FA: I am a part of the generation that has lived through the changes in what we call freedom of expression, and censorship has long prevailed around all disciplines in Pakistan, yet artists, poets, writers, activists develop ways to constantly question and challenge the systems. Artists are always risk-takers, and my role as a curator would be to provide an encouraging space to facilitate different expressions.


While living in Canada, I am also a witness to the global take on what is and what is not “freedom of expression” witnessing movements such as Black Lives Matter, MeToo, and so on. Also seeing the way information is manipulated to spread fake news and change and influence people’s perception. We live in a time where lines are blurred between reality, fake and propaganda.


That been said, I personally believe that we don’t have complete freedom of expression across the world, it is not just in Pakistan, this is sad and disturbing but true. I have worked on projects in the west, where the municipality intervened to check the data I was working with to make sure there is nothing inappropriate being said about the status quo. Many experiences around us are either influenced or manufactured by many forces, we are constantly making calculated measures based on cultural context, many times to protect ourselves and others we love.

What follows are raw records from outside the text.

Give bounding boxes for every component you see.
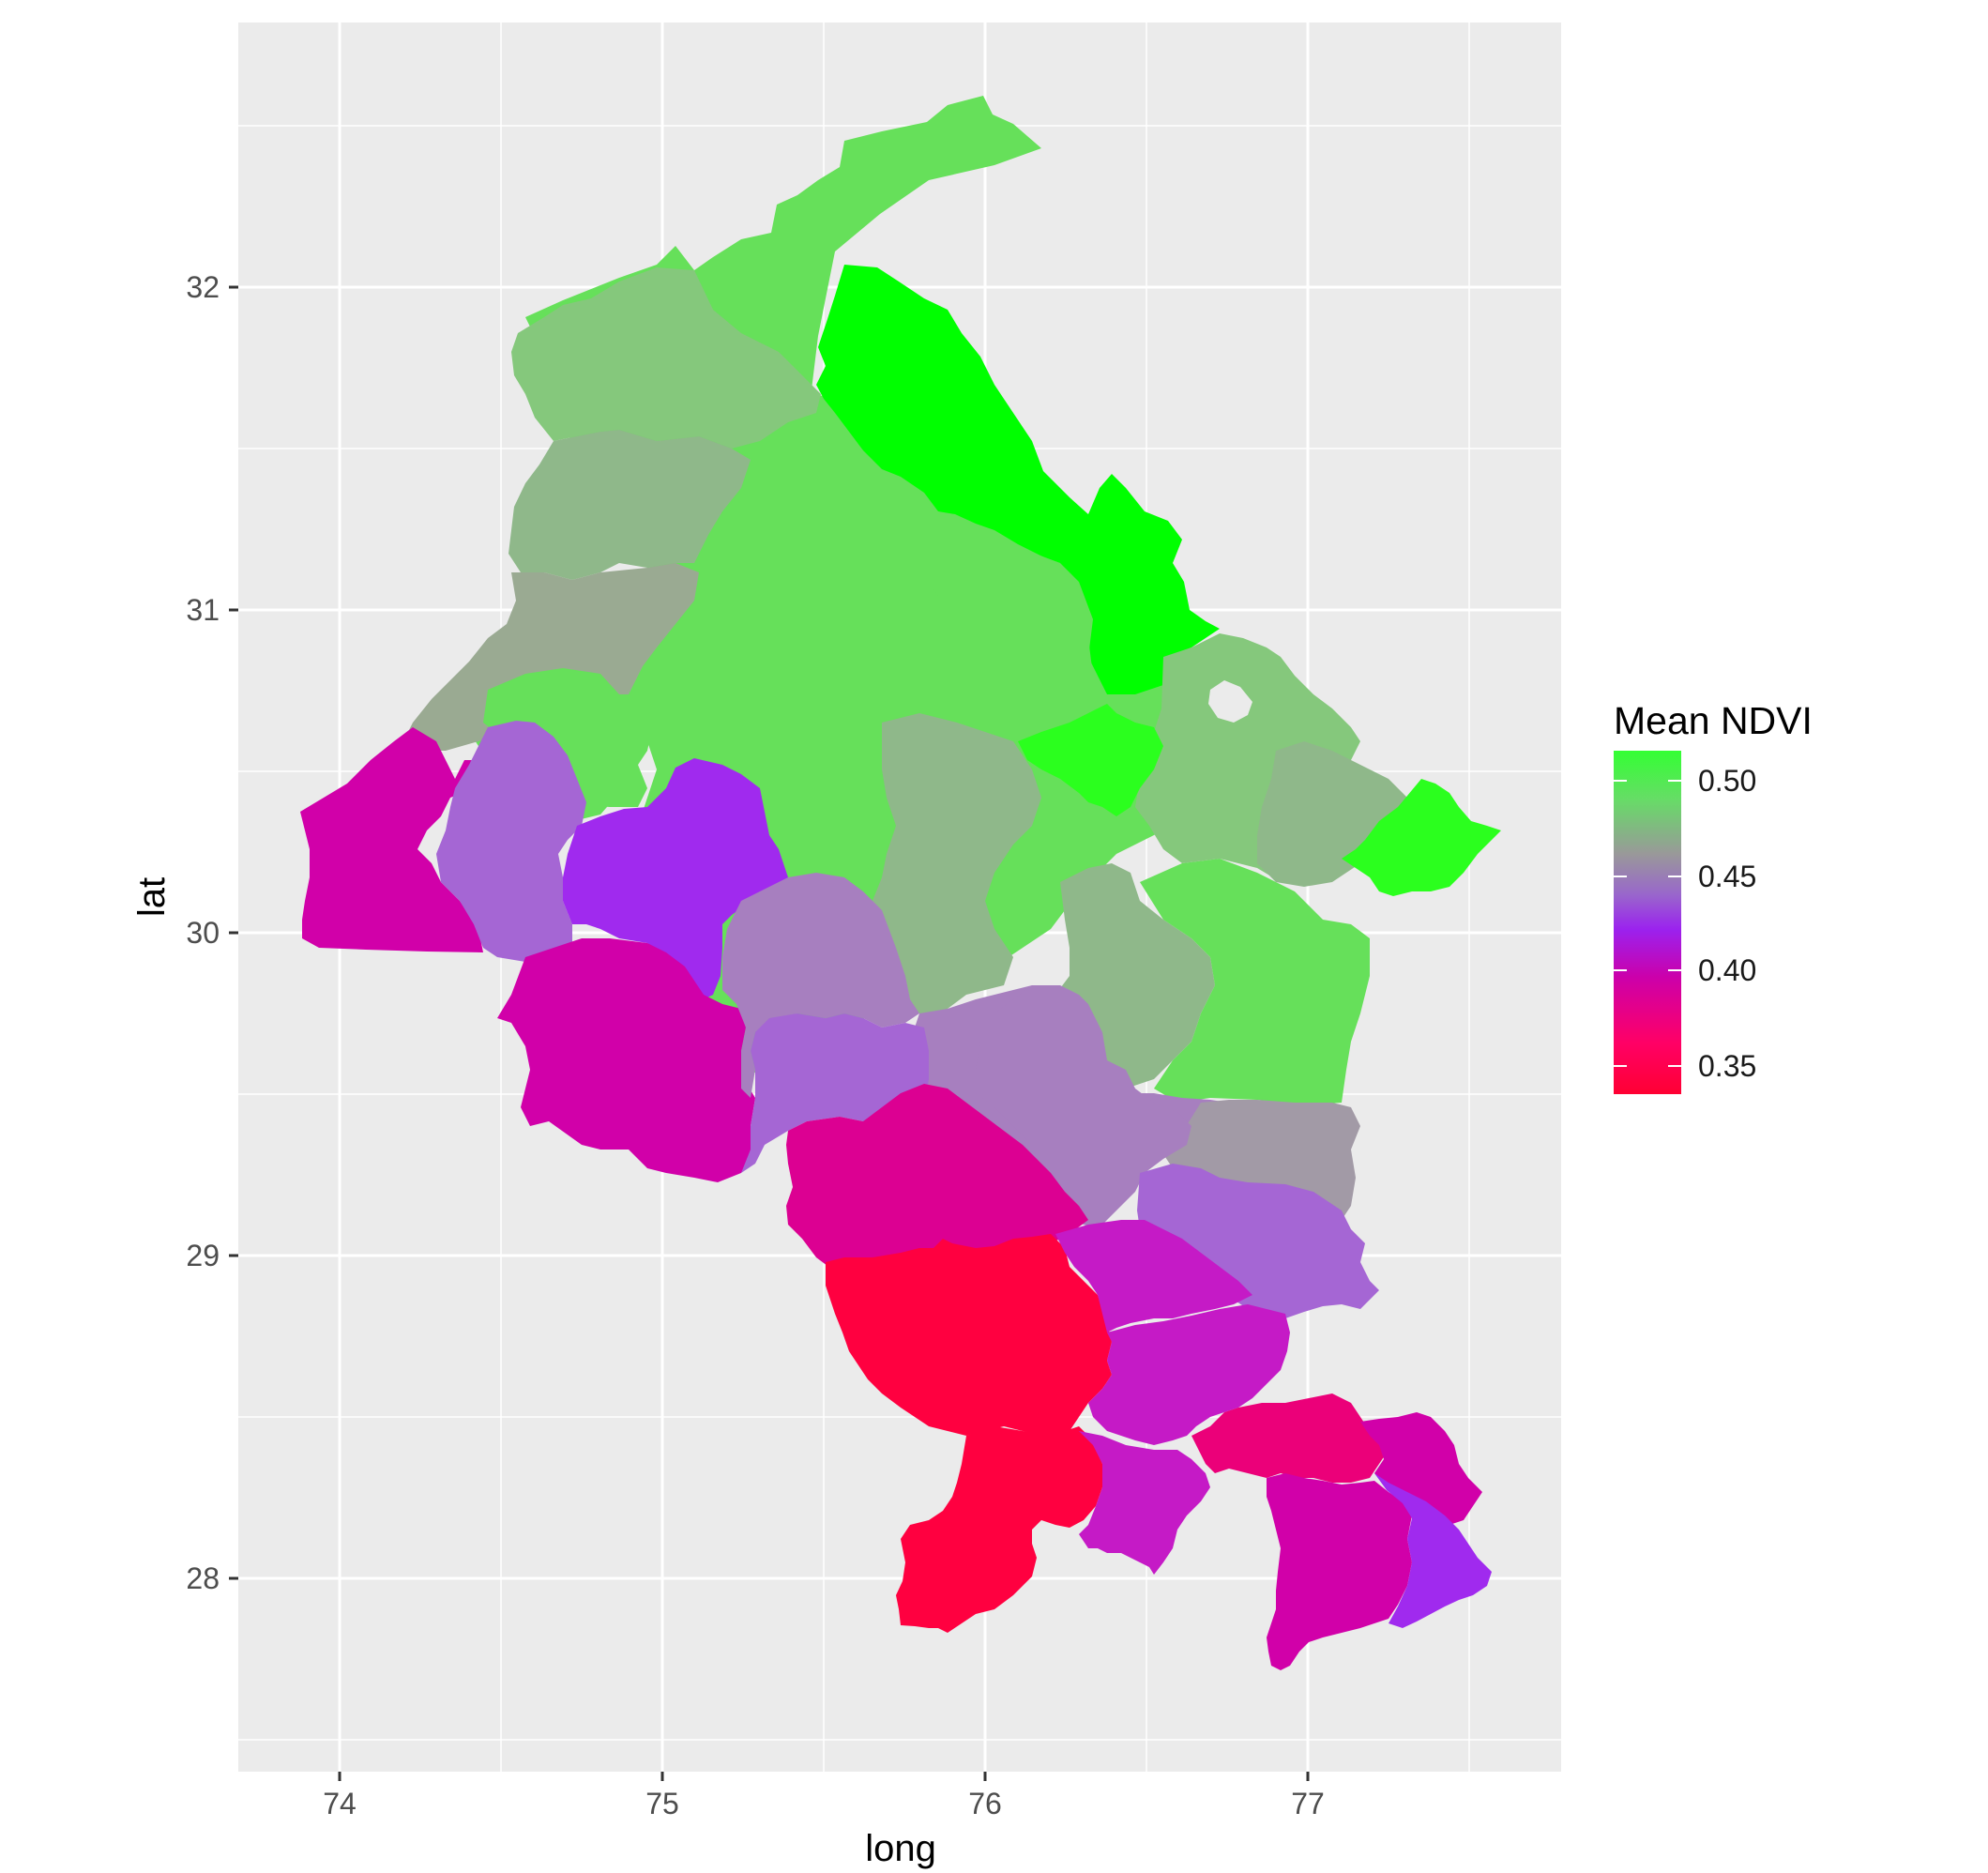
y-tick-label: 30 (186, 916, 220, 950)
x-tick-label: 77 (1291, 1787, 1325, 1820)
region-shape (483, 668, 647, 807)
region-shape (1055, 1220, 1252, 1332)
legend-label: 0.50 (1698, 764, 1756, 798)
region-shape (1342, 779, 1501, 896)
region-shape (511, 267, 821, 449)
region-shape (1267, 1473, 1412, 1670)
region-shape (1088, 1304, 1290, 1445)
axis-ticks (229, 285, 1310, 1781)
region-shape (929, 511, 1107, 751)
region-shape (436, 721, 586, 962)
region-shape (1140, 859, 1370, 1105)
x-tick-label: 75 (645, 1787, 679, 1820)
x-axis-tick-labels: 74 75 76 77 (323, 1787, 1325, 1820)
region-shape (497, 938, 755, 1182)
region-shape (300, 727, 483, 952)
legend: Mean NDVI 0.50 0.45 0.40 0.35 (1614, 699, 1813, 1094)
region-shape (1257, 741, 1407, 887)
region-shape (976, 985, 1191, 1229)
region-shape (741, 1013, 929, 1173)
x-tick-label: 74 (323, 1787, 357, 1820)
region-shape (1208, 680, 1252, 723)
region-shape (1191, 1393, 1389, 1483)
y-axis-title: lat (131, 877, 173, 917)
region-shape (403, 563, 699, 751)
region-shape (816, 265, 1220, 694)
region-shape (1018, 704, 1163, 816)
region-shape (508, 430, 751, 580)
legend-title: Mean NDVI (1614, 699, 1813, 742)
region-shape (786, 1084, 1088, 1290)
region-shape (849, 713, 1041, 1018)
region-shape (1079, 1431, 1210, 1575)
y-tick-label: 32 (186, 270, 220, 304)
legend-ticks (1614, 780, 1681, 1067)
y-tick-label: 29 (186, 1239, 220, 1272)
region-shape (1360, 1412, 1482, 1525)
region-shape (826, 1234, 1112, 1440)
legend-color-bar (1614, 751, 1681, 1094)
legend-label: 0.45 (1698, 860, 1756, 893)
region-shape (563, 758, 788, 999)
region-shape (1374, 1473, 1492, 1628)
legend-label: 0.35 (1698, 1049, 1756, 1083)
region-shape (1163, 1100, 1360, 1220)
region-shape (722, 873, 919, 1098)
y-tick-label: 31 (186, 593, 220, 627)
region-shape (896, 1426, 1102, 1633)
y-axis-tick-labels: 28 29 30 31 32 (186, 270, 220, 1595)
x-tick-label: 76 (968, 1787, 1002, 1820)
x-axis-title: long (865, 1828, 936, 1869)
y-tick-label: 28 (186, 1561, 220, 1595)
region-layer (300, 96, 1501, 1670)
legend-label: 0.40 (1698, 953, 1756, 987)
region-shape (1137, 1164, 1379, 1318)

Karachi Biennial is in its’s infant stage. It takes time and years to streamline structures and processes with artists and the municipality, for developing mutually respectful partnerships.  We need a collective effort as a community to learn from the past and move on to the next level making better choices.


AN: Do you agree that the curation in Pakistan is based on experience more than the knowledge that comes from formally studying curation? How does it make a difference? And what measures can be taken to nourish the curators who have studied curation?

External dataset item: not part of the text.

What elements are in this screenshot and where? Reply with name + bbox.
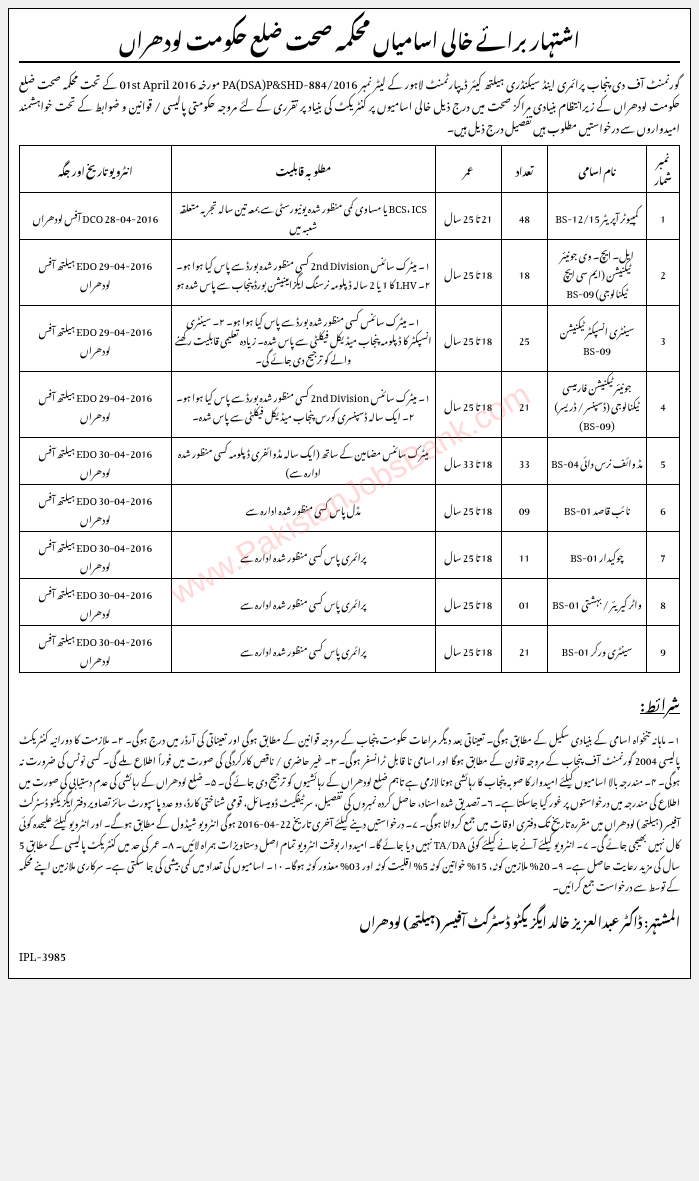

FA: I do not completely agree that’s the case across the board in Pakistan. To my knowledge, there is a small but growing number of young curators in Pakistan who have formally studied curation, which is wonderful as that brings a great level of commitment to their career trajectory and the careers of artists they work with. We need to protect them, support them, nourish them to take a leading path in the future.


At the same time, research shows that historically as well as in recent examples, many artists have also transitioned to become curators successfully, sometimes bringing forward a totally new perspective to the same inquiry and can break the stereotypes which comes with strict role definitions. For example, curators at times become inaccessible, and work only within a selective network of artists, but when we open up the pool we welcome a different perspective and opportunities to support new and bright talents and have new conversations.


AN: What is your take on looking outside the megacity centers to develop your curatorial practice and career?


FA: If I understood your question correctly; This is subjective to the individual’s motivation and interest. Career paths should be designed to keep the goals in focus. In some cases, the curatorial investigation may require stepping outside the mega centers and at times opportunities are less competitive outside the bigger pool, so it depends on how one chooses to designs their path.


AN: According to you, what qualities should a curator have?


FA: A curator’s job is to effectively design and bring forward the artist’s message to the audience. They should have a clear vision, passion, great organizational skills and a good grasp of the knowledge they want to bring forward. And of course a commitment foremost to the artists they present.


AN: What message would you like to give to the readers through this platform?


FA: The past year and living through a pandemic together has taught us a lot, much to reflect upon and how we will choose to design our lives moving forward. I see exciting times ahead. I wish to introduce and offer new ways to all of us to celebrate Karachi, its diversity and its creative spirit. I am looking forward to the support from all of you to make a positive and lasting impact on the city by the city.